Velen van ons zouden wellicht opmerken: We moeten niet fanatiek zijn. Wat die vrouwen van plan waren om te doen was liefdewerk voor hun Meester en dat hadden ze toch best wel op sabbat kunnen doen. Maar neen, ondanks de zeer bijzondere omstandigheid en ondanks ook dat het zalvingsproces in Oosterse landen niet lang kan worden uitgesteld, hebben de vrouwen zich stipt en zeer getrouw en heel nauwkeurig aan Gods sabbatsgebod gehouden. Toen echter de geheiligde uren van de sabbat voorbij waren, gingen ze op de eerste dag van de week met de specerijen vroeg in de morgen op weg naar het graf met de bedoeling om het lichaam van hun geliefde Meester met het werk van zalving te vereren en hulde te brengen. Marcus 16:1.

De Bijbel geeft hiermee duidelijk en onmiskenbaar aan dat de sabbat de rustdag is en dat de zondag, de eerste dag van de week, een dag is waarop werk verricht kan worden en allerlei taken kunnen worden volbracht. De vrouwen die Jezus volgden, bleken niets te weten over het heiligen van een andere rustdag.  

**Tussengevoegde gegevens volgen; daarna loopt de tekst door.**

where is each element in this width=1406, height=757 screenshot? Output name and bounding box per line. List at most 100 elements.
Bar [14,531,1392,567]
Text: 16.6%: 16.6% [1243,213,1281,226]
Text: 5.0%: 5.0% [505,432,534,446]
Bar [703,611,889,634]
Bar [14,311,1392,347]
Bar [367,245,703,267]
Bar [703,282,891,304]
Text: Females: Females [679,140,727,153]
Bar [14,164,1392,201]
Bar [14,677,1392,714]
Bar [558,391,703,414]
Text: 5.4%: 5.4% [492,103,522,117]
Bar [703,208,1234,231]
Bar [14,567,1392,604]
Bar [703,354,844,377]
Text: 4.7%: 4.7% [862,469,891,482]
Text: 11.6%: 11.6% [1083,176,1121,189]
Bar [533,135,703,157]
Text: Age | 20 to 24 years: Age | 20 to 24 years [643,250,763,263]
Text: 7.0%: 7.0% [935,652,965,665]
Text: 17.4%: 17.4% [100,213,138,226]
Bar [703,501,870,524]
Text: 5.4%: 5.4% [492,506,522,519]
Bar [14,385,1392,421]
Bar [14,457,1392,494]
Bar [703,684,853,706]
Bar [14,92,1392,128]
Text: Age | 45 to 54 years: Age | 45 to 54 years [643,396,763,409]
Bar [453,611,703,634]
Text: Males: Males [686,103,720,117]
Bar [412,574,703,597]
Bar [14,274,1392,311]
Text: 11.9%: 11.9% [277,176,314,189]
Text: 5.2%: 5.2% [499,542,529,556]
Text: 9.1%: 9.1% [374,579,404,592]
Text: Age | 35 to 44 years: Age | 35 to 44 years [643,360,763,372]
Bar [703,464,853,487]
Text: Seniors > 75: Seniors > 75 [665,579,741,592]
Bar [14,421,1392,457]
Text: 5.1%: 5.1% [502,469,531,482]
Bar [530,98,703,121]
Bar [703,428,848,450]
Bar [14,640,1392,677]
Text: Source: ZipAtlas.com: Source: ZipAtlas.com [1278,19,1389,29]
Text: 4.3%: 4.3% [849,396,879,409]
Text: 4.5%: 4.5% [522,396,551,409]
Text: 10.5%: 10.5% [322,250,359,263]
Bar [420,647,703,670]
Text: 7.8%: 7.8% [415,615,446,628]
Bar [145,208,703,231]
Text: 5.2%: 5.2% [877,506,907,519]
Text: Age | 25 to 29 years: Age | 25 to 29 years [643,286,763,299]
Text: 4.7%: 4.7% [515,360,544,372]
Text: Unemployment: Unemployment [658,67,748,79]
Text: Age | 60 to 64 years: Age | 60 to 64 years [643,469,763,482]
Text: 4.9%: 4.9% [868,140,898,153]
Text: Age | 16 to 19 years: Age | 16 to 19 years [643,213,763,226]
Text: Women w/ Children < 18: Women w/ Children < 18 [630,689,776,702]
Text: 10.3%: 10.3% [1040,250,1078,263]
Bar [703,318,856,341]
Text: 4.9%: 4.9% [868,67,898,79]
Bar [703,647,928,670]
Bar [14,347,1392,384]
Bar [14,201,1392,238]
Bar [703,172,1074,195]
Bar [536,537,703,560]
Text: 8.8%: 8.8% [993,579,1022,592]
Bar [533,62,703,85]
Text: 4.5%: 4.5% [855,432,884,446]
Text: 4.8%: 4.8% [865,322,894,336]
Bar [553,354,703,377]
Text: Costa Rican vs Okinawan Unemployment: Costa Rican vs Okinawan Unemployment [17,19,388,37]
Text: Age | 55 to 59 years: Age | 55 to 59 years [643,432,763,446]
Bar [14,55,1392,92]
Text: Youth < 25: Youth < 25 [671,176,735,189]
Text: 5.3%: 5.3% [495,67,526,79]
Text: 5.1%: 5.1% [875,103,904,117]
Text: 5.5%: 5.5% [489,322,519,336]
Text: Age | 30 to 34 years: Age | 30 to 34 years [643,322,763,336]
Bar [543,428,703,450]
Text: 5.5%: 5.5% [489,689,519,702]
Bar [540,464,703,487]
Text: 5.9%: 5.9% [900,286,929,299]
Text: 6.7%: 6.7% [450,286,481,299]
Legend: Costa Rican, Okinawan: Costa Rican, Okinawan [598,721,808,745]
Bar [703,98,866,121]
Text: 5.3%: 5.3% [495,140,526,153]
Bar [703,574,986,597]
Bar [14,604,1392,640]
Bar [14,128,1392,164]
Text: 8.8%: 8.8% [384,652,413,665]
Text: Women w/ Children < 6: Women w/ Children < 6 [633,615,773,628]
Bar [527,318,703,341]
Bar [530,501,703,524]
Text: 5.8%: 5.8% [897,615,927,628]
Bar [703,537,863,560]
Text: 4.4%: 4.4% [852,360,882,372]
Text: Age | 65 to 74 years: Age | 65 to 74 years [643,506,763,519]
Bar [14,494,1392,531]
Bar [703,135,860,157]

Het voorbeeld van de apostel Paulus

Ook van de apostel Paulus wordt ons in de Schrift meegedeeld dat het zijn gewoonte was om op sabbat naar de synagoge te gaan. Paulus en Silas kwamen te Thessalonica waar een synagoge der Joden was. En we lezen dan: “En Paulus ging, zoals hij gewoon was, daar binnen en behandelde drie sabbatten achtereen met hen gedeelten uit de Schriften… En enigen van hen lieten zich overtuigen en sloten zich bij Paulus en Silas aan, en ook een grote menigte Grieken, die God vereerden, en tal van voorname vrouwen.” Hand. 17:2-4.

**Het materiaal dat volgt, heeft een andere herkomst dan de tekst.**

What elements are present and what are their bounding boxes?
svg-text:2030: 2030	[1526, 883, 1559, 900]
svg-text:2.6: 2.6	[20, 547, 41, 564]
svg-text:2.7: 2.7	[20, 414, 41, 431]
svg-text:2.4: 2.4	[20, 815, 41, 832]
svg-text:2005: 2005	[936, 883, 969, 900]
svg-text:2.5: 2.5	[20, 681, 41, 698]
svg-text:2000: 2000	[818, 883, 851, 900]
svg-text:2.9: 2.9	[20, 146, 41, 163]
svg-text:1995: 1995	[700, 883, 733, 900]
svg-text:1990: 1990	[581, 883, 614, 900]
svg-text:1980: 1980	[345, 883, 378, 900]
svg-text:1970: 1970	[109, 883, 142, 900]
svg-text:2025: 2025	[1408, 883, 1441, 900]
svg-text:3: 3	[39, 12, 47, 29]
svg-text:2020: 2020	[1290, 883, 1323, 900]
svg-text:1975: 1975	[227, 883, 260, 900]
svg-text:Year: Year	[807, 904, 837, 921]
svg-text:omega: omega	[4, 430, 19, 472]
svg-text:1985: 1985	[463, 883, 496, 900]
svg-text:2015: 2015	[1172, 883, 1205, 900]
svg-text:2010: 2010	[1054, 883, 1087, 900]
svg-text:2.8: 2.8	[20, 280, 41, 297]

Als er werkelijk sprake zou zijn van een andere rustdag in het Nieuwe Testament en als de apostel Paulus op de hoogte zou zijn dat voortaan de eerste dag van de week geheiligd zou moeten worden, dan is zijn houding en handelwijze op zijn minst misleidend en verwarrend door op de sabbat, volgens gewoonte, naar de synagoge te gaan en gedeelten uit de Schrift te bespreken.

Het mag duidelijk zijn dat hij niet heeft gesproken over een andere rustdag. We lezen niet dat hij de grote menigte Grieken en de vele voorname vrouwen die gehoor gaven, duidelijk heeft gemaakt dat ze voortaan een andere rustdag moesten houden. Als dit werkelijk een nieuw gebod van God zou zijn geweest, dan is de apostel in zijn onderwijs wel flink tekort geschoten. Maar neen, de apostel getuigt ronduit dat hij in zijn onderwijs niets heeft achtergehouden. We lezen: “Daarom verklaar ik u op de dag van heden, dat ik rein ben van aller bloed; want ik heb niet nagelaten u al de raad Gods te verkondigen.” Hand. 20:26, 27.   

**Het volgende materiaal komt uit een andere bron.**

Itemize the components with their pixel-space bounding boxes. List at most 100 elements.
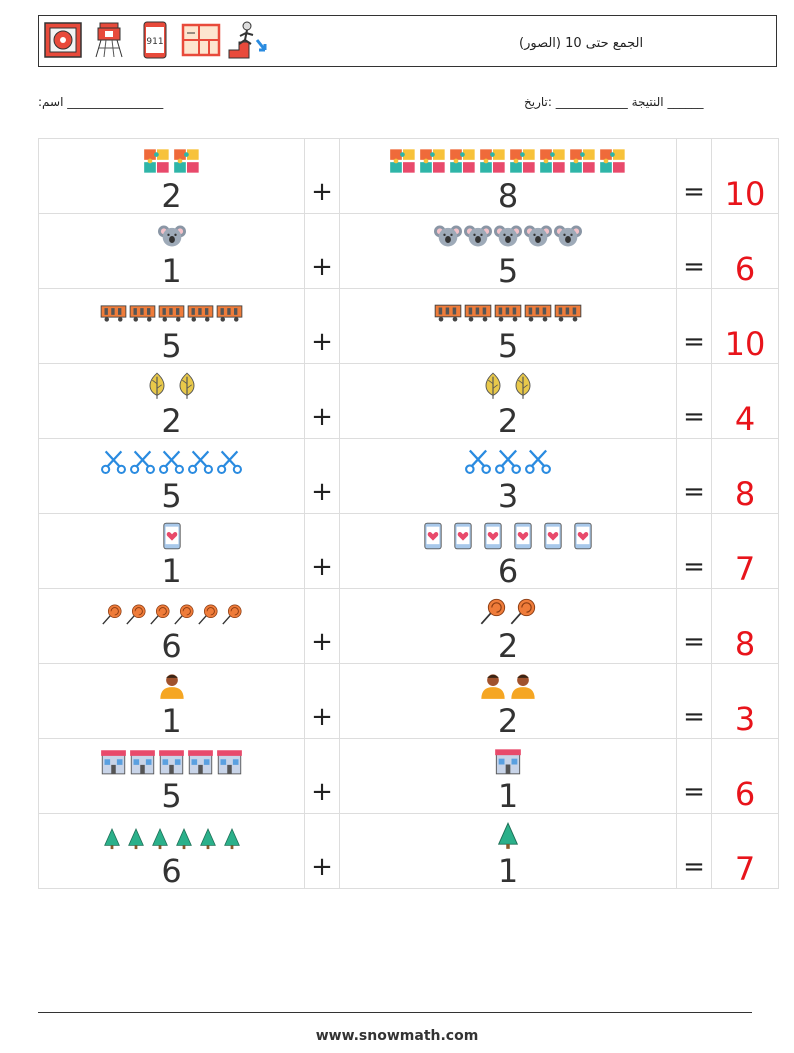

Door zijn voorbeeld leerde Paulus in feite alle toehoorders, waarbij ook de heidenen, de sabbat te houden. Te Antiochië in Pisidië gingen Paulus en die met hem waren ook op sabbat naar de synagoge en op verzoek of zij een woord van opwekking voor het volk hadden, stond Paulus op en bracht hen het woord Gods. Hand 13:14-41.

Een geweldige opkomst

Vervolgens lezen we dan: “En toen zij vertrokken, verzochten zij hun tegen de eerstvolgende sabbat weder deze woorden te spreken.” Hand. 13:42.
Velen volgden Paulus en Barnabas en de volgende sabbat was er een geweldige opkomst. De Schrift zegt: “En de volgende sabbat kwam bijna de gehele stad bijeen om het woord Gods te horen.” Hand. 13:44.

De Joden echter, die de scharen zagen, werden met nijd vervuld en Paulus en Barnabas keerden zich tot de heidenen, zo lezen we. De heidenen namen het woord aan en verblijdden zich en verheerlijkten het woord des Heren. Velen kwamen tot geloof en het woord des Heren verbreidde zich door het gehele land, volgens de verzen 48 en 49.

Indien er in plaats van de sabbat sprake zou zijn van een andere, nieuwe rustdag op de eerste dag van de week, dan zouden we daar toch zeker iets van moeten kunnen lezen in Gods woord, maar dat is in het geheel niet het geval.

De apostel Paulus bracht het woord Gods telkens op sabbat en als er werkelijk sprake zou zijn van een andere rustdag, dan moeten we erkennen dat hij geen  enkele moeite deed om de scharen, waarbij ook de heidenen, op een andere dag bijeen te brengen om de nieuwe rustdag bij hen te introduceren.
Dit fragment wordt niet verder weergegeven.